El gran momento del automovilismo argentino
El tiempo pasó. El automovilismo argentino tuvo momentos importantes, pero nunca más ese apogeo. La falta de mantenimiento dejó al autódromo casi en desuso. En el colmo del irrespeto, dos legisladores propusieron en 2013 derrumbar el autódromo e instalar una planta para procesar basura. La reacción de los vecinos frenó el disparatado proyecto e impulsó una leve restauración.
A veces pienso que –por fuera de una clase empresarial proclive al capitalismo clientelar y una clase política sin mucha grandeza- el problema argentino es la cultura matutina, que inaugura hospitales (en ocasiones, varias veces) que no tienen medicamentos unos meses después. He vivido en países vespertinos, que dejan la energía para las horas posteriores, sin entusiasmo por las inauguraciones ni los grandes despegues, pero sí por mantener el esfuerzo durante años.
Así mirada -y sólo por mencionar la economía y los deportes- la derrota del proyecto argentino parece definitiva. Pero como estamos hablando de un país que generó –por nombrar sólo dos de miles de seres extraordinarios- a Borges y a Piazzola, nunca se sabe. Quizás sea hora de apretar las tuercas, barrer la pista, limpiar el radiador y empezar de nuevo.
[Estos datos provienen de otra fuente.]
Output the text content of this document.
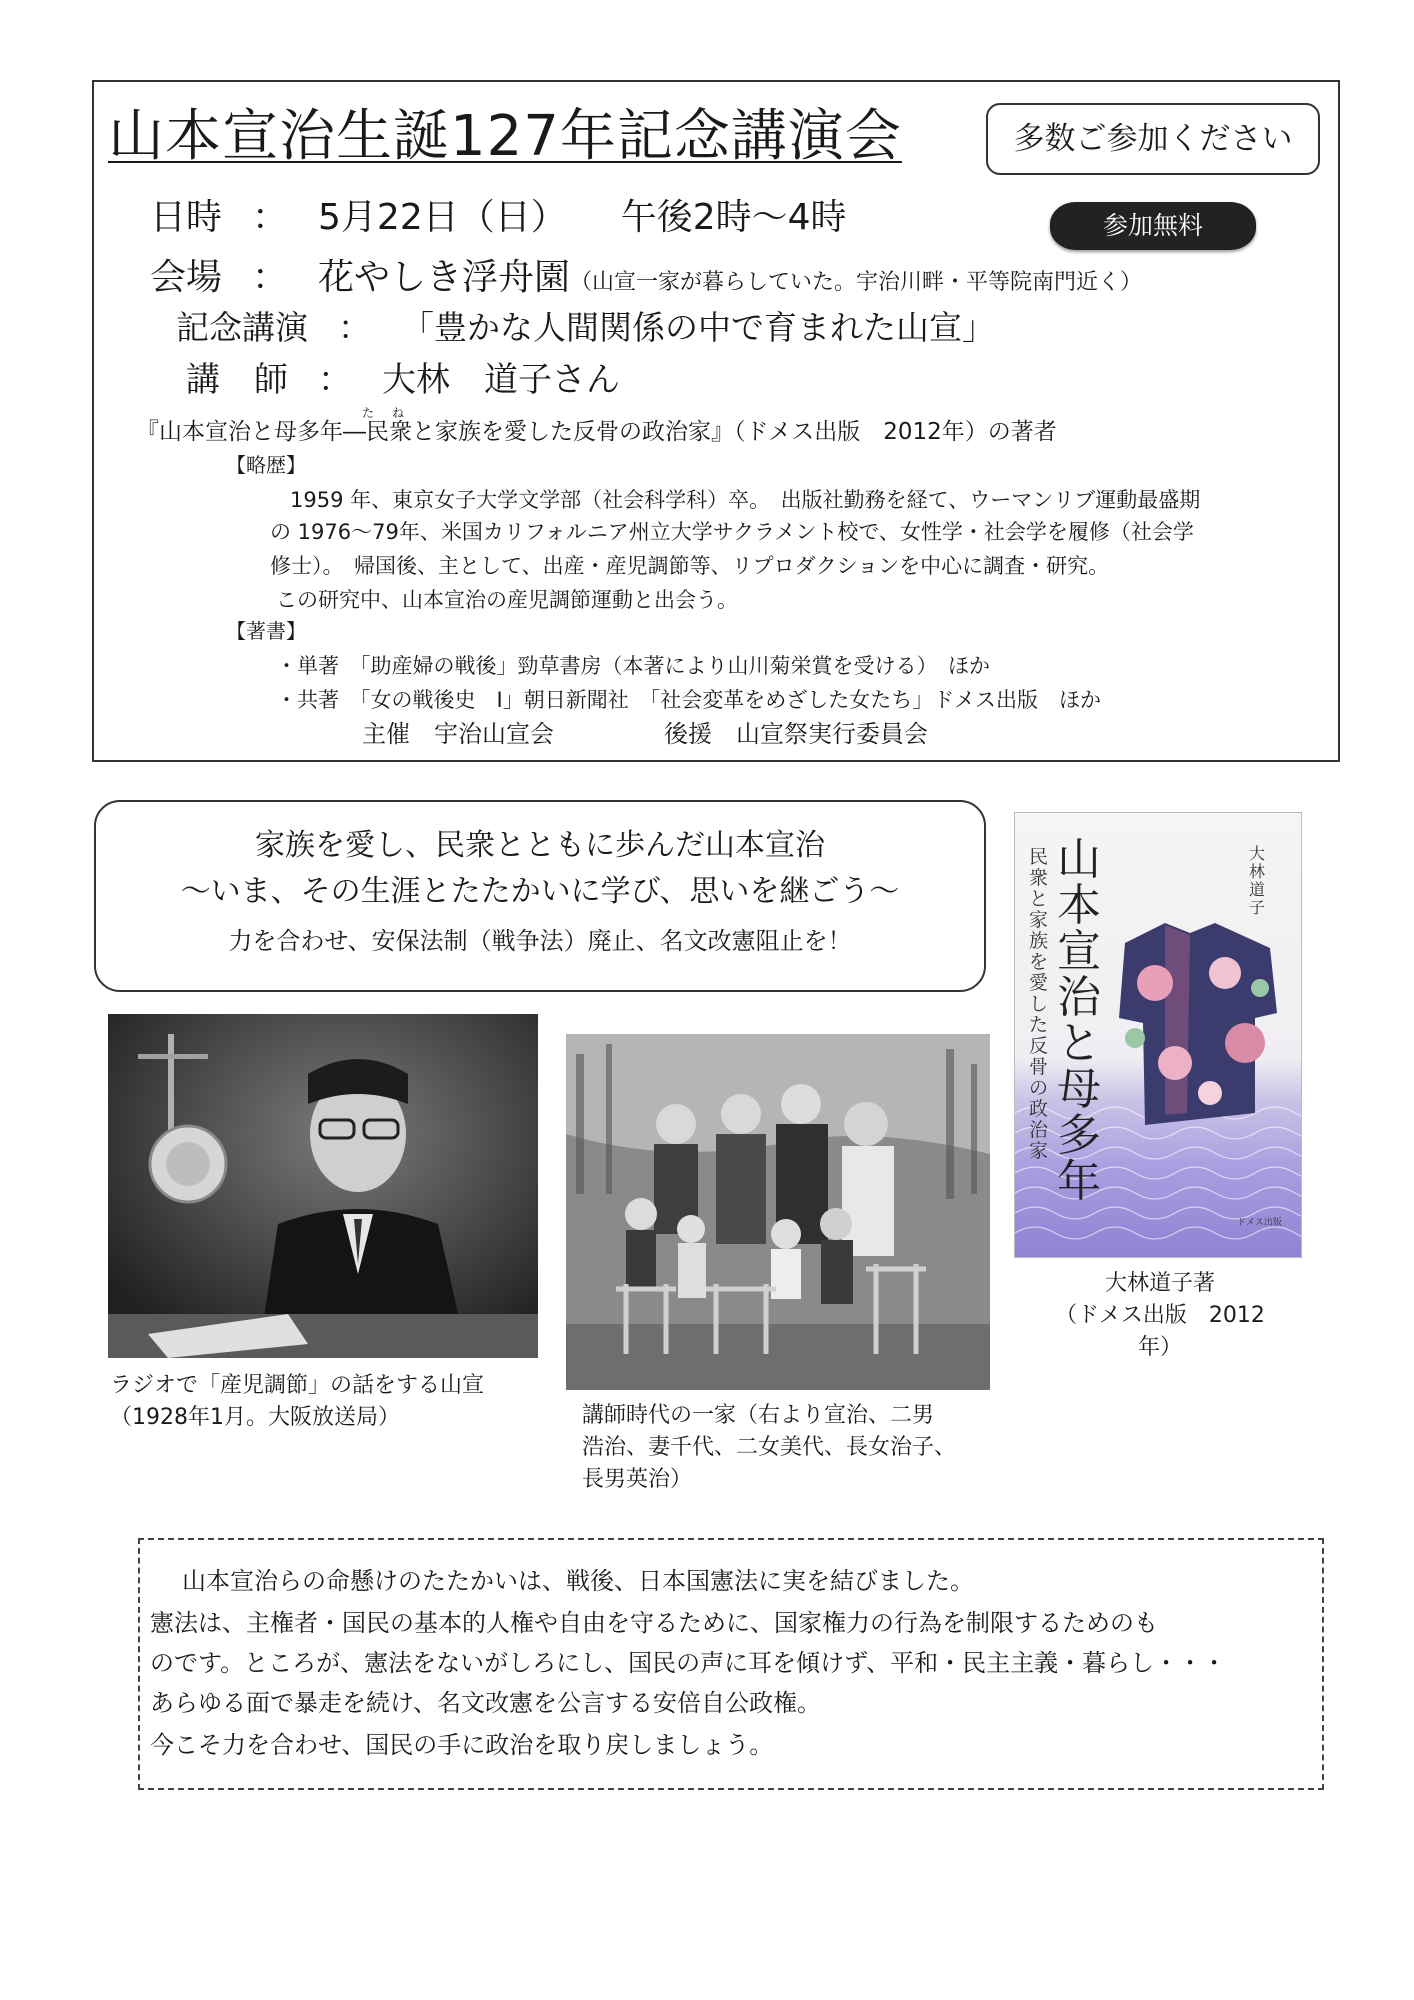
山本宣治生誕127年記念講演会	多数ご参加ください
参加無料
日時 ： 5月22日（日）　　午後2時～4時
会場 ： 花やしき浮舟園（山宣一家が暮らしていた。宇治川畔・平等院南門近く）
記念講演 ： 「豊かな人間関係の中で育まれた山宣」
講　師 ： 大林　道子さん
た ね
『山本宣治と母多年―民衆と家族を愛した反骨の政治家』（ドメス出版　2012年）の著者
【略歴】
1959 年、東京女子大学文学部（社会科学科）卒。　出版社勤務を経て、ウーマンリブ運動最盛期
の 1976～79年、米国カリフォルニア州立大学サクラメント校で、女性学・社会学を履修（社会学
修士）。　帰国後、主として、出産・産児調節等、リプロダクションを中心に調査・研究。
この研究中、山本宣治の産児調節運動と出会う。
【著書】
・単著　「助産婦の戦後」勁草書房（本著により山川菊栄賞を受ける）　ほか
・共著　「女の戦後史　Ⅰ」朝日新聞社　「社会変革をめざした女たち」ドメス出版　ほか
主催　宇治山宣会	後援　山宣祭実行委員会
家族を愛し、民衆とともに歩んだ山本宣治
～いま、その生涯とたたかいに学び、思いを継ごう～
力を合わせ、安保法制（戦争法）廃止、名文改憲阻止を！
大林道子
山本宣治と母多年
民衆と家族を愛した反骨の政治家
ドメス出版
大林道子著
（ドメス出版　2012年）
ラジオで「産児調節」の話をする山宣
（1928年1月。大阪放送局）	講師時代の一家（右より宣治、二男
浩治、妻千代、二女美代、長女治子、
長男英治）
山本宣治らの命懸けのたたかいは、戦後、日本国憲法に実を結びました。
憲法は、主権者・国民の基本的人権や自由を守るために、国家権力の行為を制限するためのも
のです。ところが、憲法をないがしろにし、国民の声に耳を傾けず、平和・民主主義・暮らし・・・
あらゆる面で暴走を続け、名文改憲を公言する安倍自公政権。
今こそ力を合わせ、国民の手に政治を取り戻しましょう。
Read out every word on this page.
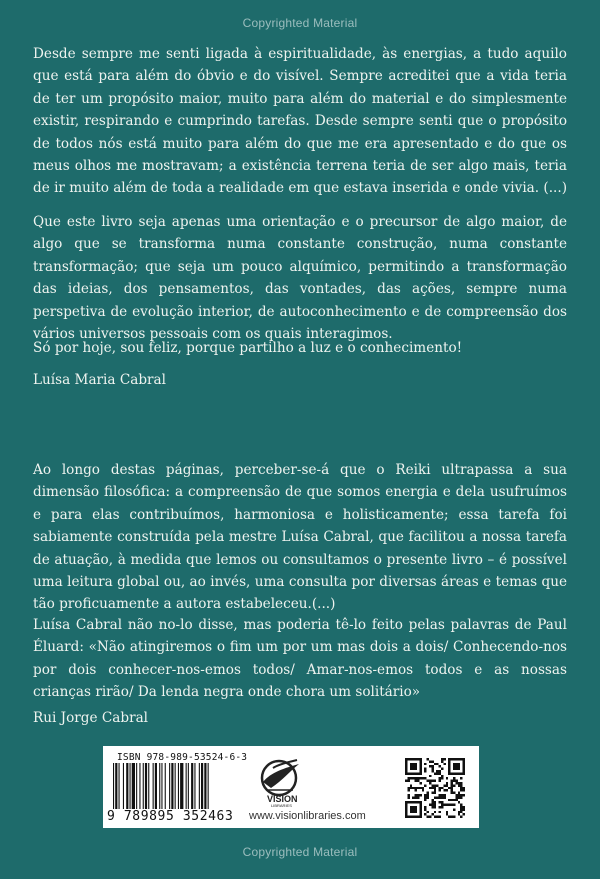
Copyrighted Material

Desde sempre me senti ligada à espiritualidade, às energias, a tudo aquilo que está para além do óbvio e do visível. Sempre acreditei que a vida teria de ter um propósito maior, muito para além do material e do simplesmente existir, respirando e cumprindo tarefas. Desde sempre senti que o propósito de todos nós está muito para além do que me era apresentado e do que os meus olhos me mostravam; a existência terrena teria de ser algo mais, teria de ir muito além de toda a realidade em que estava inserida e onde vivia. (...)

Que este livro seja apenas uma orientação e o precursor de algo maior, de algo que se transforma numa constante construção, numa constante transformação; que seja um pouco alquímico, permitindo a transformação das ideias, dos pensamentos, das vontades, das ações, sempre numa perspetiva de evolução interior, de autoconhecimento e de compreensão dos vários universos pessoais com os quais interagimos.

Só por hoje, sou feliz, porque partilho a luz e o conhecimento!

Luísa Maria Cabral

Ao longo destas páginas, perceber-se-á que o Reiki ultrapassa a sua dimensão filosófica: a compreensão de que somos energia e dela usufruímos e para elas contribuímos, harmoniosa e holisticamente; essa tarefa foi sabiamente construída pela mestre Luísa Cabral, que facilitou a nossa tarefa de atuação, à medida que lemos ou consultamos o presente livro – é possível uma leitura global ou, ao invés, uma consulta por diversas áreas e temas que tão proficuamente a autora estabeleceu.(...)

Luísa Cabral não no-lo disse, mas poderia tê-lo feito pelas palavras de Paul Éluard: «Não atingiremos o fim um por um mas dois a dois/ Conhecendo-nos por dois conhecer-nos-emos todos/ Amar-nos-emos todos e as nossas crianças rirão/ Da lenda negra onde chora um solitário»

Rui Jorge Cabral

ISBN 978-989-53524-6-3
9 789895 352463
VISION
LIBRARIES
www.visionlibraries.com
Copyrighted Material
Un encuentro con Reutemann
10 años después, incidentalmente, conocí en persona a Reutemann. Era 1984 y unos amigos en común me invitaron a una discoteca en Santa Fe. Antes de ir a bailar lo pasamos a buscar. Vivía en una magnífica casona a la vera de la laguna que baña la ciudad.
Rápidamente comprobé que su antológica parquedad era cierta. Me senté a su lado en la barra de la discoteca, bebiendo para darme valor a hablarle. Soltero, rico, famoso, atractivo, pasó la noche entera intercambiando sílabas con el barman y esquivando bellas mujeres que se le abalanzaban como si fueran moscas. Probé con mis mejores chistes, pero sólo logré un leve movimiento en la comisura izquierda de su boca y una mirada en diagonal que me traspasó, como si, en realidad, sólo estuviera mirando algo detrás de mí.
Me di cuenta de que estaba aburrido, pero no esa noche, sino en su vida. No sería hasta años después que probaría suerte con la política, su nuevo leitmotiv hasta la fecha. 5 horas después, ya sin más chistes, ni hígado ni dinero, fuimos juntos a pagar la cuenta. Yo –que era un estudiante con un presupuesto bien discreto- había destinado los fondos de un mes, pero él sacó un breve talonario vacío y no pagó nada. Lo dejamos en su casa y yo perdí la chance de decirle cuánto había sufrido. Hasta ahora.